The silence from their serried ranks when Twilight finally closed his eyes was a visible manifestation of grief more powerful than the loudest sound. With their dark, inquisitive eyes closed, every black and white head had dropped and buried its beak deep in its chest feathers as they each gave into their grief and an individual memory of a ragged thirteen-year-old tyro who for eighty-seven years had truly struck the stars as he led them from one victory to another in the constant battle to maintain the independence of Wessex against the brutal dominance of invaders and religious savants.

Vale, great veneficus, we were proud to be your pica. We are now released from your ligamen.

But now he was gone and Tara had to get on with it.

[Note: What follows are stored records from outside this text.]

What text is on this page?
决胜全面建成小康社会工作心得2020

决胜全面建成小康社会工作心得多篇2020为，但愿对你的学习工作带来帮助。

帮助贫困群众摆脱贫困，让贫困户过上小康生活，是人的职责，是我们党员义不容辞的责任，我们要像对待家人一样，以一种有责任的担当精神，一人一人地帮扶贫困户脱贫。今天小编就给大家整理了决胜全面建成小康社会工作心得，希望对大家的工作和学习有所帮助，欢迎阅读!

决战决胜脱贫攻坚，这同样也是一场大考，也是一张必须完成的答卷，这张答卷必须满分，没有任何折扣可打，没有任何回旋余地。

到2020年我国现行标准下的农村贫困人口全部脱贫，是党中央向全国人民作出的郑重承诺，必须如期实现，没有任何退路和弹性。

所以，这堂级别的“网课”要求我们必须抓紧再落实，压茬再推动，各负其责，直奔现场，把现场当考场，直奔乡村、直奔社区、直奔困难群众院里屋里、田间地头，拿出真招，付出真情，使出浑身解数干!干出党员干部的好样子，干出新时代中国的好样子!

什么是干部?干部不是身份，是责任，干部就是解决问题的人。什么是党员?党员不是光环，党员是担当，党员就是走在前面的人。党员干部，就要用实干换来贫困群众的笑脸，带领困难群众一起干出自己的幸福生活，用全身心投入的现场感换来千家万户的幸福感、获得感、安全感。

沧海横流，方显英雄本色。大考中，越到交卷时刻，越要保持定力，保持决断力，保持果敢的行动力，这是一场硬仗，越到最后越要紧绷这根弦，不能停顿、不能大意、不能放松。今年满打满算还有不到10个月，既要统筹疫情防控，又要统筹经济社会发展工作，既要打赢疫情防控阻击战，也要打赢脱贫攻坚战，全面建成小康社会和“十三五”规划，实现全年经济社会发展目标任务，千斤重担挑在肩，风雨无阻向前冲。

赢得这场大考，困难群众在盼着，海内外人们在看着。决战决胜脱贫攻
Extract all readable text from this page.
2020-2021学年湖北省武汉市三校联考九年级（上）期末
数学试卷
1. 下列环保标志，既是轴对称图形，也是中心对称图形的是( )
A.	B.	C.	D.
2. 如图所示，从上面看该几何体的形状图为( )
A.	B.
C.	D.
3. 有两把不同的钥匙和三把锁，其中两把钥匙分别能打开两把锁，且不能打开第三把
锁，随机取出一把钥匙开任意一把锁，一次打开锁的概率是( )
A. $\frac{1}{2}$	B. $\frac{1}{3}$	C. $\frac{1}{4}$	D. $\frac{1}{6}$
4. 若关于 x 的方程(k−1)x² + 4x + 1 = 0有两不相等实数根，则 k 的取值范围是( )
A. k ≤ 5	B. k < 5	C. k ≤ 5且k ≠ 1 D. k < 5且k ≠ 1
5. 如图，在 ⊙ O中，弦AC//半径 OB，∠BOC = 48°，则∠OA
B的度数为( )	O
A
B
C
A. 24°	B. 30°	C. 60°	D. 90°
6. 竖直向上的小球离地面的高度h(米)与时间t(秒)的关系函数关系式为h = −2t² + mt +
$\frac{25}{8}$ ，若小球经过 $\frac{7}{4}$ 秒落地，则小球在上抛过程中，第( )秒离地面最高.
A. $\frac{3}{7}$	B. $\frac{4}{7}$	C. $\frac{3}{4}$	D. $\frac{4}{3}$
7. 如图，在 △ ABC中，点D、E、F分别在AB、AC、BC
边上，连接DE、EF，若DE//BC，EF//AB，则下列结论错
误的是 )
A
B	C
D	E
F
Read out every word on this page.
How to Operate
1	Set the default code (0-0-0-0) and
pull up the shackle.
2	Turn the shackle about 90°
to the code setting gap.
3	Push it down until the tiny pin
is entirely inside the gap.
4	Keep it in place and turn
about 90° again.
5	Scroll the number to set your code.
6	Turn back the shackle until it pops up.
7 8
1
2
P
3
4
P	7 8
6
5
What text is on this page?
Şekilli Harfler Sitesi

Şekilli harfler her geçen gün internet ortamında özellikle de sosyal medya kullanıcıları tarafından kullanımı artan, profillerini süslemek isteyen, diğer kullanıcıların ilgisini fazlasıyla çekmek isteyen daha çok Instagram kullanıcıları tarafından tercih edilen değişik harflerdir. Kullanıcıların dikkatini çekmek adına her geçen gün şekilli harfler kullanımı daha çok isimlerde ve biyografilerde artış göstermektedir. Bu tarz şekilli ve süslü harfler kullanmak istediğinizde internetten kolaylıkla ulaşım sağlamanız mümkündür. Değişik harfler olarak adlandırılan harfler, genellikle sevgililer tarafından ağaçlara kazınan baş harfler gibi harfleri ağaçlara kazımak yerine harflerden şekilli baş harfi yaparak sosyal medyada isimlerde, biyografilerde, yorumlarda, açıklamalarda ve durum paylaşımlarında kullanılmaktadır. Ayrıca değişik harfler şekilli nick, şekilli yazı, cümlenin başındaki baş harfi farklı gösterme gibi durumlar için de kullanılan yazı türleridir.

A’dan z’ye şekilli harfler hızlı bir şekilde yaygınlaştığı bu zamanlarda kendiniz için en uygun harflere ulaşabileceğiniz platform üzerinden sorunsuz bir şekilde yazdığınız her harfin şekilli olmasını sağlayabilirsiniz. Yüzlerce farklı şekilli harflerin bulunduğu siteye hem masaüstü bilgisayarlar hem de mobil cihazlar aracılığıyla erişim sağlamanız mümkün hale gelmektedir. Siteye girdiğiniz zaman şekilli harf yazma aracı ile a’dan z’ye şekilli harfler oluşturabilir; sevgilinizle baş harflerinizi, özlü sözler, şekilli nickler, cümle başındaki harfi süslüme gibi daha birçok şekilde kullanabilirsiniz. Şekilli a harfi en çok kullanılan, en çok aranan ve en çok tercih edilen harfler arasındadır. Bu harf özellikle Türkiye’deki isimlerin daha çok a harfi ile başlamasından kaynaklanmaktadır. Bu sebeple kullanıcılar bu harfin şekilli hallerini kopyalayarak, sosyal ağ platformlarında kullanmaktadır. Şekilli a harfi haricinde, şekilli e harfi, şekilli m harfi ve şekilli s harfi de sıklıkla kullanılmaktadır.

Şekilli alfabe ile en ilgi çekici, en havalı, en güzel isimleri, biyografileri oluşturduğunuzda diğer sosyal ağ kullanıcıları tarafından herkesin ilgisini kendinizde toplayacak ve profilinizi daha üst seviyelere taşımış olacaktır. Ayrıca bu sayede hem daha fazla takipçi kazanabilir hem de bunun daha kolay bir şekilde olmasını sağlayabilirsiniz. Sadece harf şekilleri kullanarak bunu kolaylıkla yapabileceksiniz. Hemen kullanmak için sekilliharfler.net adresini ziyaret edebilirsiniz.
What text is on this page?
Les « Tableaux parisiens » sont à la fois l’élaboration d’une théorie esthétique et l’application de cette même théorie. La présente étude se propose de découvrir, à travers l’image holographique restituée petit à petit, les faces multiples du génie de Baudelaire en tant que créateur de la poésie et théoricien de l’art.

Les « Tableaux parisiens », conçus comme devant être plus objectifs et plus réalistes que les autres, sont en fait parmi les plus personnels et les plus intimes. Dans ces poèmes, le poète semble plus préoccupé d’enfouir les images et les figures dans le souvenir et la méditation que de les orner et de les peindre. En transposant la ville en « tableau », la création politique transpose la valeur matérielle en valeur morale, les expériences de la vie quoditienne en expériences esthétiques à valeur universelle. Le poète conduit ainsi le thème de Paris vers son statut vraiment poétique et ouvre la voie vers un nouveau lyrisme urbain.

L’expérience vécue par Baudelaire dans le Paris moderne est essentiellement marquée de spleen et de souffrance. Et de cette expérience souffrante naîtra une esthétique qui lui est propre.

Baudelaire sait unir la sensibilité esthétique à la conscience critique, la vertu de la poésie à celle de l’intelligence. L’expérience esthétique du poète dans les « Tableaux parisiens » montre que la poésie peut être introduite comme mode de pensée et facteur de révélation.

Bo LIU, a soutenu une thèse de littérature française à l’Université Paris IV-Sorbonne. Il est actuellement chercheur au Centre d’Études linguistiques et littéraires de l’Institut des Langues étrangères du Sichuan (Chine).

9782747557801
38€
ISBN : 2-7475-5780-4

Even though she still had the comforting presence of Virgile just a few transformational moments away in Carnac, Francia, the mighty Stones of Destiny close by, and her loyal fourth-generation wolfhounds by her side, the English venefical burden was now all hers to deal with. With the ever-present conflicts ebbing and flowing across the land and the boundaries of sovereign rule extending to a countrywide, nay even further, remit, protecting the Celts of Wessex had expanded beyond the country of Britain. No matter how hard Tara and Twilight had tried to keep away from the religious and sovereign power games played out in various parts of the land, church, and state, the venefical enchantments would always, as her great mentor’s final, quiet statement had said, be inextricably entwined with the charisma of kings.

Now its union was threatening to expand even further.

As Twilight’s own journeys had verified, great religious battles in the arid lands to the east were beginning. The venefical remit was now expanding to encompass faraway countries and alien cultures.

Would that mean strange venefici, different outlooks, and skewed enchantments?